Overlay normal curve to histogram in R
Categories:
Overlaying a Normal Curve on a Histogram in R

Learn how to visually compare your data's distribution to a theoretical normal distribution by overlaying a normal curve on a histogram in R.
Histograms are powerful tools for visualizing the distribution of a dataset. Often, it's useful to compare this empirical distribution to a theoretical distribution, such as the normal (Gaussian) distribution. This comparison helps in assessing whether your data approximately follows a normal pattern, which is a common assumption for many statistical tests. This article will guide you through the process of overlaying a normal curve on a histogram in R, providing clear code examples and explanations.

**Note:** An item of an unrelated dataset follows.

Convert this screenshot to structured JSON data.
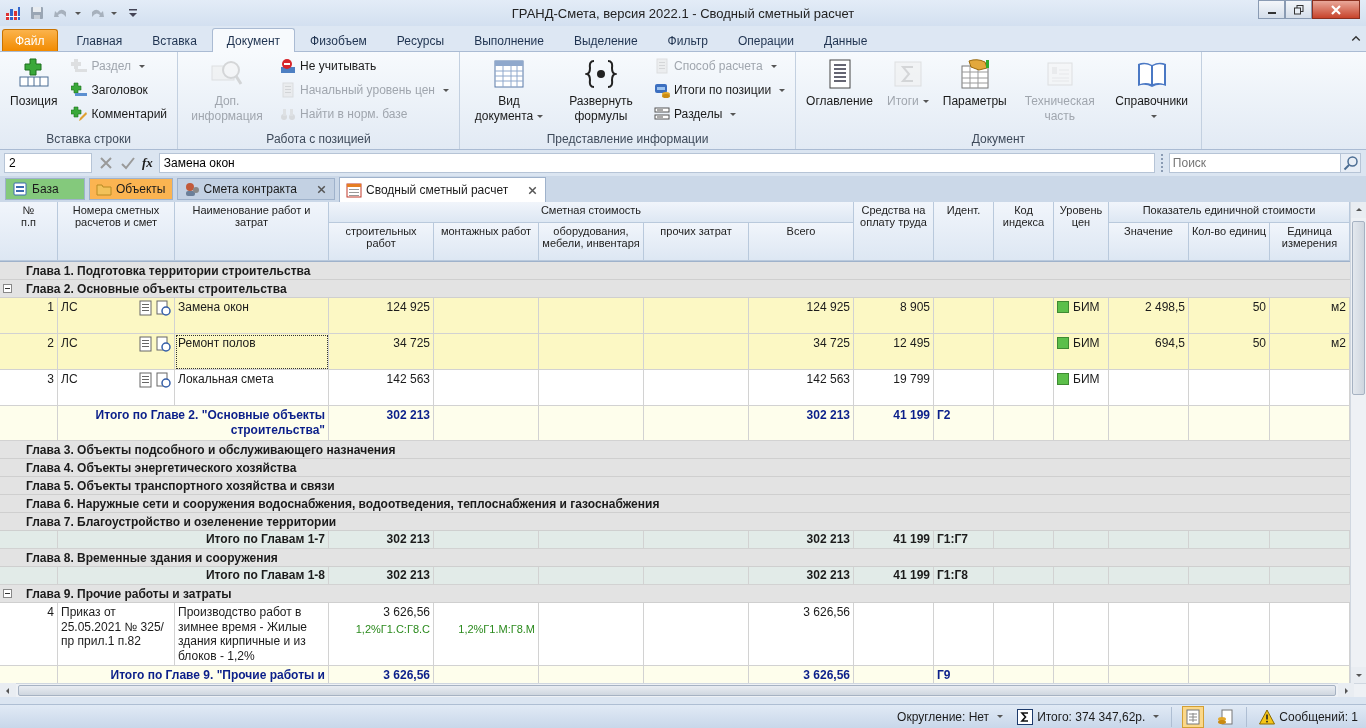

Understanding the Components
Before we dive into the code, let's understand the key components involved:
- Histogram: This visualizes the frequency distribution of continuous data. In R, the
hist()
function creates a histogram. - Normal Distribution: Characterized by its mean (μ) and standard deviation (σ), it's a symmetric, bell-shaped curve. The probability density function (PDF) of a normal distribution gives the relative likelihood for a random variable to take on a given value.
- Overlay: To superimpose the normal curve, we need to calculate the normal probability density for the range of our data and then plot it on the same graph as the histogram.
flowchart TD A[Start] --> B{Generate Sample Data}; B --> C[Calculate Mean and SD]; C --> D[Create Histogram]; D --> E[Generate Normal Curve Data]; E --> F[Overlay Normal Curve]; F --> G[Add Labels and Title]; G --> H[End];
Workflow for overlaying a normal curve on a histogram.
Step-by-Step Implementation in R
Let's walk through the process with a practical example. We'll generate some sample data, create its histogram, and then overlay a normal curve calculated from the sample's mean and standard deviation.
# 1. Generate sample data (e.g., 1000 random numbers from a normal distribution)
set.seed(123) # for reproducibility
data <- rnorm(1000, mean = 50, sd = 10)
# 2. Calculate mean and standard deviation of the sample data
sample_mean <- mean(data)
sample_sd <- sd(data)
# 3. Create the histogram
# Use 'freq = FALSE' to plot densities instead of frequencies
# This is crucial for overlaying a density curve
hist_info <- hist(data,
freq = FALSE,
main = "Histogram with Normal Curve Overlay",
xlab = "Value",
ylab = "Density",
col = "lightblue",
border = "black")
# 4. Generate data for the normal curve
# Create a sequence of x-values covering the range of the histogram
x_values <- seq(min(data), max(data), length.out = 100)
# Calculate the normal probability density for each x-value
# using the sample's mean and standard deviation
y_values <- dnorm(x_values, mean = sample_mean, sd = sample_sd)
# 5. Overlay the normal curve
lines(x_values, y_values, col = "red", lwd = 2)
R code to generate data, create a histogram, and overlay a normal curve.
freq = FALSE
argument in the hist()
function is critical. It makes the histogram plot densities (area sums to 1) rather than frequencies, allowing the normal probability density function (dnorm()
) to be correctly overlaid. If you omit freq = FALSE
, the scales will not match, and the curve will appear incorrect.Customizing Your Plot
You can further customize your plot to improve its clarity and aesthetics. This includes adjusting colors, line types, adding a legend, or changing axis limits. The plot()
and lines()
functions in R offer extensive customization options.
# Example of further customization
# Re-create histogram with more bins and custom colors
hist(data,
freq = FALSE,
main = "Customized Histogram with Normal Curve",
xlab = "Data Values",
ylab = "Probability Density",
col = "#A9D0F5", # Light blue
border = "darkblue",
breaks = 30, # More bins
xlim = c(min(data) - 5, max(data) + 5)) # Extend x-axis limits
# Overlay the normal curve with a different line type and color
lines(x_values, y_values, col = "darkgreen", lwd = 3, lty = 2) # Dashed line
# Add a legend
legend("topright",
legend = c("Data Histogram", "Normal Curve"),
col = c("#A9D0F5", "darkgreen"),
lwd = c(NA, 3), # No line for histogram, line for curve
pch = c(15, NA), # Square for histogram, no point for curve
bty = "n") # No box around legend
Customizing the histogram and normal curve overlay.
breaks
for your histogram, consider the nature of your data. Too few breaks can obscure the distribution's shape, while too many can make it look noisy. Experiment to find a balance that best represents your data.